N Raja Venkateswar | June 30, 2011
What makes service providers tick in today's market?

After a couple of articles digressing from the technology and outsourcing discussions, let us get back to what makes service providers tick in today's market.

It is obvious that the outsourcing market is very different from what it was a few years back when there was a need to sell the outsourcing story, then look at the geographic location, then address the perceived risks and value arbitrage before even getting down into the details.

Very often, customers took more time to understand the concept and the fact that automated processes could be delivered out of a third party location than the actual transition.
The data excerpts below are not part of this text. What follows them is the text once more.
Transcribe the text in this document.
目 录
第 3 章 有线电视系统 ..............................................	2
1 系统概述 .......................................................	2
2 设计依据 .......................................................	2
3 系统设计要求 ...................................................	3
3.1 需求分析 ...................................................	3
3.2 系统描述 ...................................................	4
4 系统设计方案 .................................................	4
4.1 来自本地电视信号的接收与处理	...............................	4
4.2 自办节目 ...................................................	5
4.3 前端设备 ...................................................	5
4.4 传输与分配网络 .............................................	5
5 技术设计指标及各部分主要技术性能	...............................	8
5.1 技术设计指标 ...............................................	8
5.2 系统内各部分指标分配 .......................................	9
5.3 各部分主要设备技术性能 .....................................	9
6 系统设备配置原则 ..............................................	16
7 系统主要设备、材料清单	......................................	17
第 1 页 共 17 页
These are now rarely encountered and often outsourcing and offshoring form critical components in a CxO's strategy for the organisation - for not only cost and efficiency optimisation but increasingly for revenue growth and innovation.

So what are the critical matrices that customers are increasingly looking for? Let's understand the nuances here:

Depth in domain versus breadth of services:

Lets understand what this means. Depth in domain refers purely to knowledge of the key industry the customer is in - it rarely includes knowledge of technology or transition risk - these are often seen as less essential for the industry focused initiative. Breadth of services refers to the bouquet of services a service provider is able to demonstrate to a prospective customer. This often includes available technology solutions, expertise and transition risk mitigation techniques.

This raises an interesting question - is it possible for an industry /domain focused expertise to be less risky transitioned than say a horizontal/'breadth' service? It may be so in many cases - simply because - initially at least, most industries look at domain driven expertise as an innovative add-on extension to their existing competencies before considering a largescale disruptive move.

Thus, one of the key considerations I am increasingly encountering is that - big is no longer the sole critical factor to determine the partner of choice and increasingly the dynamics are changing from large end-to-end outsourcing deals to splitting the initiative into sub-divisions based on service complexity, service standardisation, risk, ease and business impact. For example, an insurance firm may split the outsourcing arrangement to -

1.       Core business support (claims, premium and policy management, underwriter's back office services, technical accounting),

2.       Horizontal processes (F&A, HR, IT support) and

3.       Value added services (Actuarial services, catastrophe modelling, underwriter risk indexing, loss adjustment services, expert fee services)

For each of the services, customers are increasingly considering different providers - often some of the larger firms (for predictability, branding, transition risk and cost) for horizontal processes, large specialist firms for core business support (for domain competence and depth) and small niche providers for value added services (for their ability to attract expertise in focus areas and their agility to make things work quickly with minimal disruption).